The use of new reimbursement models of HRAs put the employer's reimbursements on nearly the same tax playing field as traditional small group plans, but without all the hassles and requirements. Before, a big advantage for group plans was that they were deductible expenses for employers and were taken out of employee paychecks on a pre-tax basis. With an HRA, employers can make reimbursements without having to pay payroll taxes and employees don’t have to recognize income tax. In addition, reimbursements made by the company count as a tax deduction.


HOW AN HRA WORKS​:

The reimbursement model is simple: An employer decides how much money to contribute each month, provides their employees with standard information about how the HRA works, and outsources some administrative functions like verifying coverage. The employee chooses a plan that works for them, submits receipts for premium payments and medical expenses (if applicable), and gets reimbursed.

HRA'S THAT WORK BEST FOR HEALTH INSURANCE FOR SMALL BUSINESS

There are a few different kinds of HRAs that are worth noting.


QSEHRA: To cut quickly through the insurance jargon (it stands for “Qualified Small Employer Health Reimbursement Arrangement” by the way), a QSEHRA allows small employers (businesses with less than 50 FTEs) to set aside a fixed amount of money each month (up to

$441.67 per month for individuals and $891.67 for families in 2021) that employees can use to purchase individual health insurance or use on medical expenses, tax-free.  This means employers get to offer benefits in a tax-efficient manner without the hassle or headache of administering a traditional group plan and employees can choose the plan they want. Reimbursement amounts can vary based on age and family size.

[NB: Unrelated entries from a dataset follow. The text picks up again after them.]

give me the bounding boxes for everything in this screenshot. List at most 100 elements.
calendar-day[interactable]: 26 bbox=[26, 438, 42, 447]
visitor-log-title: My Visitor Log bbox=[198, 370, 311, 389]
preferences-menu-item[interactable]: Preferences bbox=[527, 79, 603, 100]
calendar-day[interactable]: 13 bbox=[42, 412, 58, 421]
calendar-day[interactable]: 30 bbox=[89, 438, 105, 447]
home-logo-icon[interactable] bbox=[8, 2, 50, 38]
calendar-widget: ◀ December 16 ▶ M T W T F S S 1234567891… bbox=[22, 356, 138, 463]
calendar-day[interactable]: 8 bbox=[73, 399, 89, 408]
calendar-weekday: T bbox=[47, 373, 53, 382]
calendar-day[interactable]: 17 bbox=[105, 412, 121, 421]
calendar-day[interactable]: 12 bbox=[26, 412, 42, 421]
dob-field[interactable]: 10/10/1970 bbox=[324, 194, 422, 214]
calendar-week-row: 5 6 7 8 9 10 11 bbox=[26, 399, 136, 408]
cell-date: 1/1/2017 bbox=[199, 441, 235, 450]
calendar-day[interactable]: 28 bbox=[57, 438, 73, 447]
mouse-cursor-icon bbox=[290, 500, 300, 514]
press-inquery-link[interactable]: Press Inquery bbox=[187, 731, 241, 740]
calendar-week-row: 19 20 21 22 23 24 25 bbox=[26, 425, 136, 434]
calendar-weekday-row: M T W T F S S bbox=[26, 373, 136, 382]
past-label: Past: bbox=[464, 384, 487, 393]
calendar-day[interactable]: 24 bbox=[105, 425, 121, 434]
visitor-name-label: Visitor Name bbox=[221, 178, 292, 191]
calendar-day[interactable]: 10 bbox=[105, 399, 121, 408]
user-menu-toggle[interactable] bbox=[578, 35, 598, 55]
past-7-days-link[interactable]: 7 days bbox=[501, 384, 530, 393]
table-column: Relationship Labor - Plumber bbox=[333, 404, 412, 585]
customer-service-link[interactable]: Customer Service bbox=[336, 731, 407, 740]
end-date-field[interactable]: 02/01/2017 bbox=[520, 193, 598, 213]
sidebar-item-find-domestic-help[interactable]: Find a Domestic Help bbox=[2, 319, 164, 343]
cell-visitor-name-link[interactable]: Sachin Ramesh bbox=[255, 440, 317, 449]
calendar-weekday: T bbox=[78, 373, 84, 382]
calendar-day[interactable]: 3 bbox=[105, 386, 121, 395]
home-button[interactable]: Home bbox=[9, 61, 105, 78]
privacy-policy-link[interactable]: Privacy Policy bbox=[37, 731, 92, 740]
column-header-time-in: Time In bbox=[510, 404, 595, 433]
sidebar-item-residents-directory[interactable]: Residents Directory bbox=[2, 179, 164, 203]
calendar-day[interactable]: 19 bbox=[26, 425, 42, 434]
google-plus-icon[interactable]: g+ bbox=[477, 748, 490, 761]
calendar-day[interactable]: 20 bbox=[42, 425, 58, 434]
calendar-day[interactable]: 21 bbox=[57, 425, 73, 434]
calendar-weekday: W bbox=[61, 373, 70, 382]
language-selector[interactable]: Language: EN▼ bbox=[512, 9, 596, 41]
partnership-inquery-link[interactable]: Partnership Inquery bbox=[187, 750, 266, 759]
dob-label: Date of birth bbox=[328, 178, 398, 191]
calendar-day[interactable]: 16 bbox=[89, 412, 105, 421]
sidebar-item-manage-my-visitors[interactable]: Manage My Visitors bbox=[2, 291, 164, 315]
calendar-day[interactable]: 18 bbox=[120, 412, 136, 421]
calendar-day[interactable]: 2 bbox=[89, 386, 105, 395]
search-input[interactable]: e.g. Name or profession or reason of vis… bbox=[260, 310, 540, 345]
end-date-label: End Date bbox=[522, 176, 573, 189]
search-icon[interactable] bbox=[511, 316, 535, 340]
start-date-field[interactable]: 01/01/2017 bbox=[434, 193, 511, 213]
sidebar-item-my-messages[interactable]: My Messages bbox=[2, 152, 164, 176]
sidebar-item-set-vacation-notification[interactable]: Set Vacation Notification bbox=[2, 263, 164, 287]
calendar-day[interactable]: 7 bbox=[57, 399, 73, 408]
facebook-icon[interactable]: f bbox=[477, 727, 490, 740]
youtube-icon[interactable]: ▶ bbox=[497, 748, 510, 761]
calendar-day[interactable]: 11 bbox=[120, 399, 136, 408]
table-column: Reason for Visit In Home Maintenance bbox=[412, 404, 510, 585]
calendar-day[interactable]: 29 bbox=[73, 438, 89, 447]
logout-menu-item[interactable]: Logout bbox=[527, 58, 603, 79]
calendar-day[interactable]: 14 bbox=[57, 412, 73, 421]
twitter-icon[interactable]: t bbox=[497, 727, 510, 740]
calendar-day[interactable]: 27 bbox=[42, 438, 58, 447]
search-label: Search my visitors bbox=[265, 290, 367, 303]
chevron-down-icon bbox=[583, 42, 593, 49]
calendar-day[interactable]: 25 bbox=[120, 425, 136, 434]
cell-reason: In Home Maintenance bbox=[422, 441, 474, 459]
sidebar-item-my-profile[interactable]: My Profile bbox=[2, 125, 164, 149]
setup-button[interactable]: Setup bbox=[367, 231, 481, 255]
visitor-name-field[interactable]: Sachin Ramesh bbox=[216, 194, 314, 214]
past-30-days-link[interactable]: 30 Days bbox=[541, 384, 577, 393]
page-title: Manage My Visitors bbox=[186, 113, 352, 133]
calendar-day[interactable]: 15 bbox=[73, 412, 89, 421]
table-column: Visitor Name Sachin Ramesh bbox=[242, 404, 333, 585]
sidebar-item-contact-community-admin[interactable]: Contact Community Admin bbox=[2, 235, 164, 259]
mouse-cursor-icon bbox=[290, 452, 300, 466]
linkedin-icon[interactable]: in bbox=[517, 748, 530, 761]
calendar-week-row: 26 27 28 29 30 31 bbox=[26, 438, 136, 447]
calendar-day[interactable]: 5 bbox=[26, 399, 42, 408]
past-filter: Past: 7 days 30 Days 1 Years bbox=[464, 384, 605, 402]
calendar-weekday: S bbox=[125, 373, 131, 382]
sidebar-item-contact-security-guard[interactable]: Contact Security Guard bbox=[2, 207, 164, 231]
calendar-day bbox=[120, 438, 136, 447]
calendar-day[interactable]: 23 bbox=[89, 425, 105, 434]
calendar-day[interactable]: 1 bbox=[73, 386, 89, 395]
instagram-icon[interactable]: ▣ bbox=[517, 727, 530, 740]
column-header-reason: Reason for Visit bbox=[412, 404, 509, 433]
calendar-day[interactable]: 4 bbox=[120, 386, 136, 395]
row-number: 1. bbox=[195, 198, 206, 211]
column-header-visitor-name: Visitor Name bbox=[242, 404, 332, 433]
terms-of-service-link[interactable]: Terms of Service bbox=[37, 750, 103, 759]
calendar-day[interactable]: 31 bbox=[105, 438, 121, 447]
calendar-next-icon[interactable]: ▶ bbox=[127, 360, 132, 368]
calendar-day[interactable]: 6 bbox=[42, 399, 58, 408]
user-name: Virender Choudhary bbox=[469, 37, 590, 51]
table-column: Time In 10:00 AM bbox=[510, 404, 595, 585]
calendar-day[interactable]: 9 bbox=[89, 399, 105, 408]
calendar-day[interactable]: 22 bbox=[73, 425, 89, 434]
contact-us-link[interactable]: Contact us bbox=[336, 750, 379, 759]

ICHRA: The individual coverage HRA has all the same benefits as QSEHRA, but with no maximum contribution limits and no company size limit. In addition to the flexibility of varying rates based on age and family size like QSEHRA, the hallmark feature of ICHRA is that benefits
can be scaled across different classes of employees. That means an employer can offer one reimbursement amount to seasonal workers, another amount to part-time, and varying amounts based on geographic area, allowing further streamlining of total benefit spend. An ICHRA can also be integrated with a group plan, which is another distinction.

HOW TO SET UP AN HRA

It’s not advisable to administer your own HRA because of HIPAA, so you’ll want to go through a third-party administrator (like Take Command Health!). You can sign up any time, and a new HRA offering qualifies employees for a special enrollment period so they can sign up for their
individual plan without waiting for open enrollment.


Benefits of reimbursing for health insurance:

  • Optimized Benefits

  • Tax Efficiency

  • Flexible Design

  • Budget Control

  • Allows employers to get out of the health insurance risk management game.

WHAT'S BEST FOR MY COMPANY?

While we always advise our clients to speak with their CPA before jumping in, we are ready to chat on our website if you have any specific questions about your business and how HRAs stack up against group plans in your area. Setting up a small business HRA or setting up an ICHRA is simple and quick, and our team is here to help if you need it. 


And remember, what's best for one company isn't necessarily best for another. It is important to consider your companY's unique makeup, your company size, whether or not you want to participate in the health plan as an owner, and your location market conditions to determine what the best plan will be for your company benefits.